Fabrika öncesi çay...

Yeni bir araştırma; her gün çay içenlerin oranının İngiltere’de %61, Almanya’da %35 ve ABD’ de %21   olduğunu gösteriyor.1 Türkiye’de benzeri bir araştırma yok. Ancak, çayı  günde  1-5 bardak içenlerin oranı%44.1, 6-10 bardak içenlerin oranı % 23.6, 10 bardak ve fazlasını içenlerin oranı %22.1.  Bu verilere göre günde en az 1 bardak  çay içenlerin oranı %90’a yaklaşıyor. İçecek  tercihinde  çayı birinci sırada sayanların oranı ise %832.
Bu nedenledir ki dünyada en fazla çay içen ülke konumundayız. 2016 verilerine göre3;yılda kişi başına çay tüketimi Türkiye’de 3.2 kg.

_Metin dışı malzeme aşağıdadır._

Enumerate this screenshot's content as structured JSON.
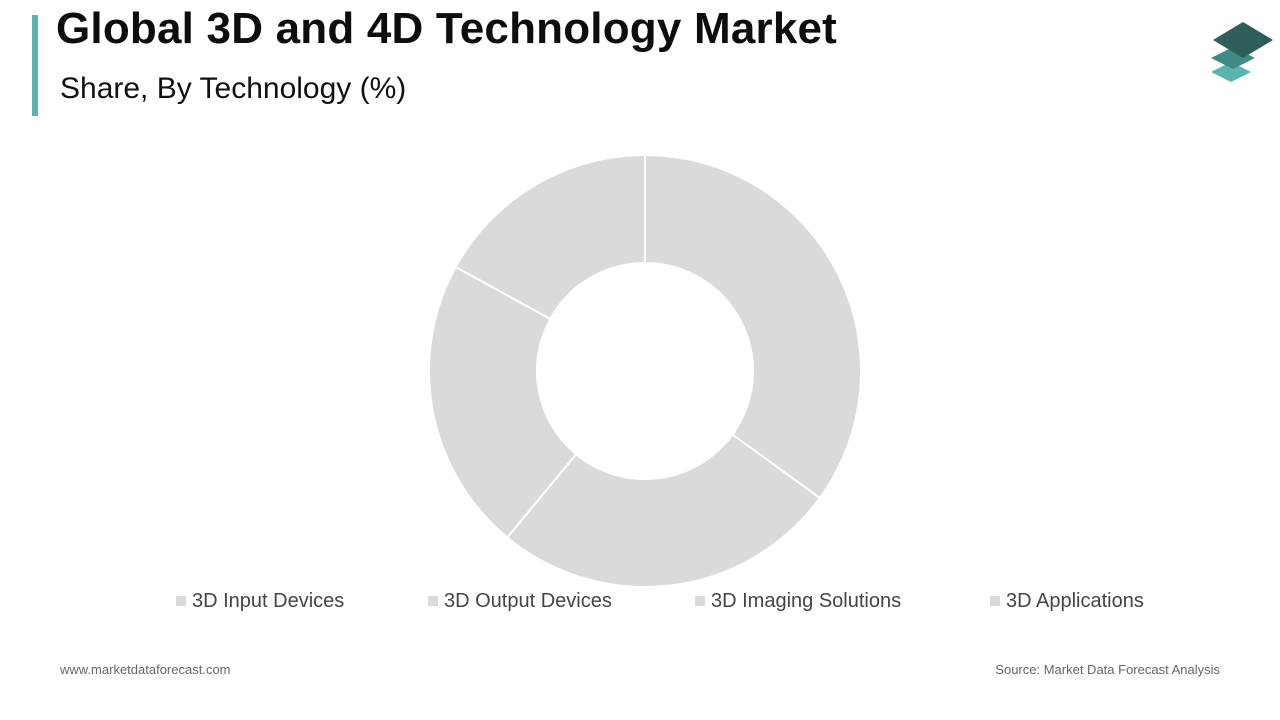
{
  "header": {
    "title": "Global 3D and 4D Technology Market",
    "subtitle": "Share, By Technology (%)"
  },
  "colors": {
    "accent": "#5bb4ae",
    "slice_fill": "#dadada",
    "slice_stroke": "#ffffff",
    "logo_dark": "#2f5e58",
    "logo_mid": "#3f8a83",
    "logo_light": "#5bb4ae"
  },
  "chart_data": {
    "type": "pie",
    "subtype": "donut",
    "categories": [
      "3D Input Devices",
      "3D Output Devices",
      "3D Imaging Solutions",
      "3D Applications"
    ],
    "values": [
      35,
      26,
      22,
      17
    ],
    "title": "Global 3D and 4D Technology Market",
    "subtitle": "Share, By Technology (%)",
    "legend_position": "bottom",
    "inner_radius_ratio": 0.5
  },
  "legend": {
    "items": [
      {
        "label": "3D Input Devices"
      },
      {
        "label": "3D Output Devices"
      },
      {
        "label": "3D Imaging Solutions"
      },
      {
        "label": "3D Applications"
      }
    ]
  },
  "footer": {
    "website": "www.marketdataforecast.com",
    "source": "Source: Market Data Forecast Analysis"
  },
  "icons": {
    "logo": "stacked-layers-icon"
  }
}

Türkiye’yi 2.2 kg ile İrlanda, 1.9 kg ile  İngiltere, 1.4 kg ile Rusya ve  1.2 kg ile Fas ve 1.2 kg Yeni Zelanda izliyor. Başka bir deyişle Türkiye’deki çay tüketimi yılda 250 milyon bardağa ulaşıyor. Bu da kişi başına yılda 1250 bardak ve günde ise 3-4 bardak çay demektir.
Çay, çok eskiden beri tanıdığımız bir içecek. Çay içmeye  MÖ 2737 yılında Çin’de başlanıyor. Oradan Japonya’ya geçiyor çay ve Japon kültürünün önemli bir ögesi oluyor. Daha sonra Hindistan, İngiltere ve dünyanın her köşesine ulaşıyor.

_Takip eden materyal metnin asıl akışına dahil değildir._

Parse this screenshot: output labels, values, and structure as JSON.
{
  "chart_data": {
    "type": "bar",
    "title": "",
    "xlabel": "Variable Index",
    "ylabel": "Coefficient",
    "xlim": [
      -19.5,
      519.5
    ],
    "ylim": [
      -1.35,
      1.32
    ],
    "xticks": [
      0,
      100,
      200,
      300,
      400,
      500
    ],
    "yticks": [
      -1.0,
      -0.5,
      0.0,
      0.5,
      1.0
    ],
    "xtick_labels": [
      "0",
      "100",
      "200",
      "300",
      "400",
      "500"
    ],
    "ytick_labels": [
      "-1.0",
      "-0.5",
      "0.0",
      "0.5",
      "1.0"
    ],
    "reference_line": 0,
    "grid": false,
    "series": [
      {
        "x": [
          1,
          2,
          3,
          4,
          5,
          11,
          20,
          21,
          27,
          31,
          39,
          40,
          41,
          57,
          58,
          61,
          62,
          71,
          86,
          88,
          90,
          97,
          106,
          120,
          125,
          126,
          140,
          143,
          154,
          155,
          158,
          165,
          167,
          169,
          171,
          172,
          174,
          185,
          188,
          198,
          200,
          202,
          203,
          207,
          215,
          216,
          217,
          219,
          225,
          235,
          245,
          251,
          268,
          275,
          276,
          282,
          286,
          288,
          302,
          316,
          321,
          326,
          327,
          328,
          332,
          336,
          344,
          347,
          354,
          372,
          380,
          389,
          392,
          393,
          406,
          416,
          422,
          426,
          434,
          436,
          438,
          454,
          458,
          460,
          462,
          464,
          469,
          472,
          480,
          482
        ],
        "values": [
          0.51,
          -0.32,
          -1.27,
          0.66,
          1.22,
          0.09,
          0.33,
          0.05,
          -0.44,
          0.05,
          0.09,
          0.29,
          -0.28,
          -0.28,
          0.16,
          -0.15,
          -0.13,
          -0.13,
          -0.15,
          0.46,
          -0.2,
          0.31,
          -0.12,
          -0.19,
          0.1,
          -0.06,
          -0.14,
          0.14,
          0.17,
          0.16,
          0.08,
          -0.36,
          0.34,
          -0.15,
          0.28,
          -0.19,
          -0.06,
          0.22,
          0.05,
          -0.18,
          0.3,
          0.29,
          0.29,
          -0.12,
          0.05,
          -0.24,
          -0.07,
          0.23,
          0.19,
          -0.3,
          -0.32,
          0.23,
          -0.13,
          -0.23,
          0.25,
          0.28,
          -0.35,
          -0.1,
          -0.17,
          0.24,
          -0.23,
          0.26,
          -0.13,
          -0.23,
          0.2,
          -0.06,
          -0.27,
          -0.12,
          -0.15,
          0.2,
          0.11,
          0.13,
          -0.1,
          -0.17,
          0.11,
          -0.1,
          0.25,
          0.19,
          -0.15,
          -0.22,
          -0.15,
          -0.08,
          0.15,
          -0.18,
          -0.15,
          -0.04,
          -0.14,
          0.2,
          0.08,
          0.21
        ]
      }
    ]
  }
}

Dünyadaki çaylıkların yaklaşık %35’i Çin’de; %21’i Hindistan’da ve  %7.7’si Kenya’da. Türkiye 767 bin dekar ve %4.7  payla  bu açıdan 8. sırada yer alıyor. Yılda yaklaşık 1 250 bin ton yaş çay yaprağı işleniyor ve bundan 240 000 ton dolayına kuru çay elde diliyor.  Kuru  çay deyince daha çok siyah çay anlaşılıyor. Çünkü kuru çay üretiminin dünyada %97’si, Türkiye’de ise %98’i siyah çaydan oluşuyor. Yeşil çay üretimi %2-3 dolayında. Gerçi yeşil çaya yakın sarı ve siyah çaya yakın kırmızı(oolong) çay tipleri de  var ama bunların payı oldukça düşük.

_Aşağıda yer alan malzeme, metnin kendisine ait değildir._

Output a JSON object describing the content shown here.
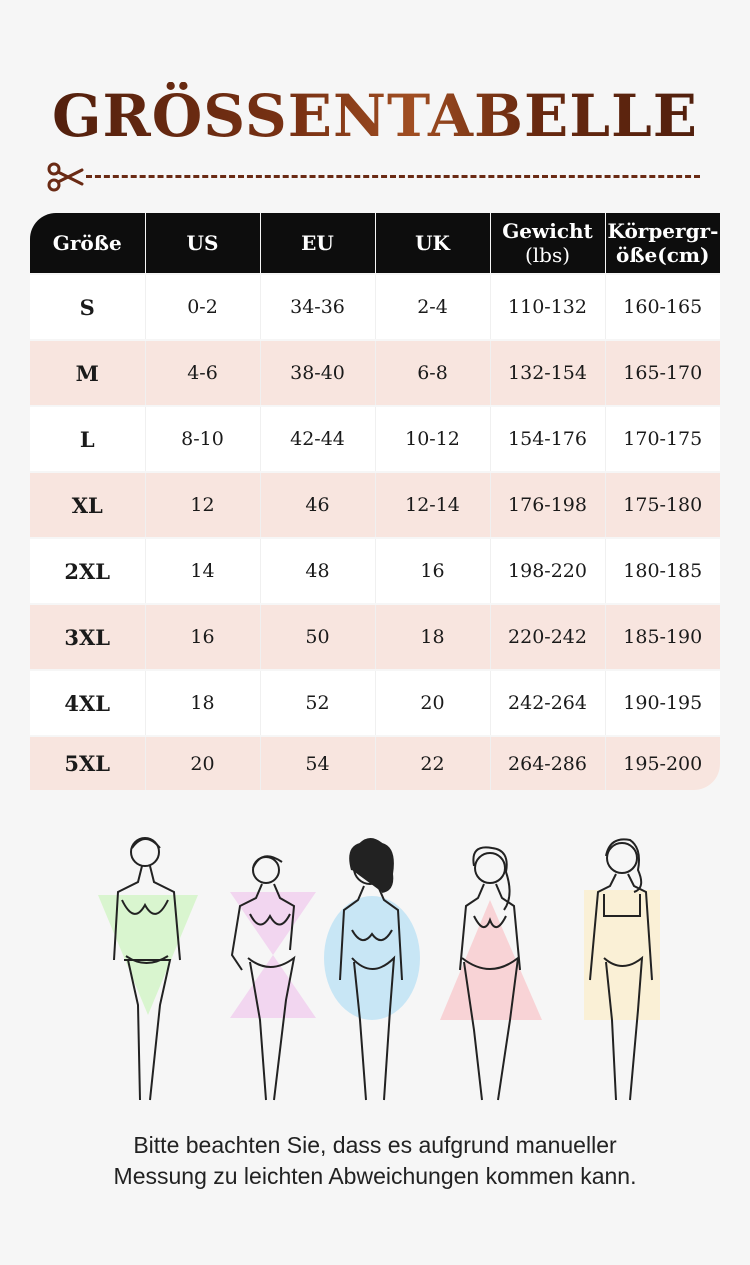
{
  "title": "GRÖSSENTABELLE",
  "table": {
    "headers": [
      {
        "main": "Größe",
        "sub": ""
      },
      {
        "main": "US",
        "sub": ""
      },
      {
        "main": "EU",
        "sub": ""
      },
      {
        "main": "UK",
        "sub": ""
      },
      {
        "main": "Gewicht",
        "sub": "(lbs)"
      },
      {
        "main": "Körpergr-",
        "sub": "öße(cm)"
      }
    ],
    "rows": [
      [
        "S",
        "0-2",
        "34-36",
        "2-4",
        "110-132",
        "160-165"
      ],
      [
        "M",
        "4-6",
        "38-40",
        "6-8",
        "132-154",
        "165-170"
      ],
      [
        "L",
        "8-10",
        "42-44",
        "10-12",
        "154-176",
        "170-175"
      ],
      [
        "XL",
        "12",
        "46",
        "12-14",
        "176-198",
        "175-180"
      ],
      [
        "2XL",
        "14",
        "48",
        "16",
        "198-220",
        "180-185"
      ],
      [
        "3XL",
        "16",
        "50",
        "18",
        "220-242",
        "185-190"
      ],
      [
        "4XL",
        "18",
        "52",
        "20",
        "242-264",
        "190-195"
      ],
      [
        "5XL",
        "20",
        "54",
        "22",
        "264-286",
        "195-200"
      ]
    ]
  },
  "note": {
    "line1": "Bitte beachten Sie, dass es aufgrund manueller",
    "line2": "Messung zu leichten Abweichungen kommen kann."
  },
  "colors": {
    "title": "#5a2410",
    "header_bg": "#0d0d0d",
    "row_alt": "#f8e5df",
    "shape_green": "#d9f5cf",
    "shape_pink": "#f2d6f0",
    "shape_blue": "#c8e6f5",
    "shape_salmon": "#f8d3d6",
    "shape_yellow": "#faf0d6"
  },
  "icons": [
    "scissors-icon"
  ]
}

Türkiye Cumhuriyeti kurulduğunda ne çay ne de şeker !... Doğu Karadeniz için geçim kaynağı arayışında  gündeme geliyor çay... Zihni Derin’in çabaları ve  1924 yılında 407 sayılı yasa ile çay üretimine kapı aralanıyor. Ancak çay kültürünün yayılması o kadar  kolay olmuyor. Türkiye’de yetişen çaylar başlangıçta “ot çayı” diye kötüleniyor. Bu nedenle 1940 yılında 3788 sayılı yasa ile  çayın yaygınlaşması için kredi desteği sağlanıyor.  1947 yılında kurulan ilk çay fabrikasını diğerleri izliyor.  Çay üretimi önce Tekel  ve daha sonra Çaykur’a bağlı  olmak üzere  kamu tekelinde gerçekleşiyor. Fakat 1984 yılında, 3092 yasa ile özele açılıyor. Halen  197 fabrikada çay işleniyor. Bunların 47’si Çaykur’a, 150’si özel sektöre aittir. Fakat kamu ve özelin  payı yaklaşık aynıdır ve yıllara göre %45-55 arasında değişiyor.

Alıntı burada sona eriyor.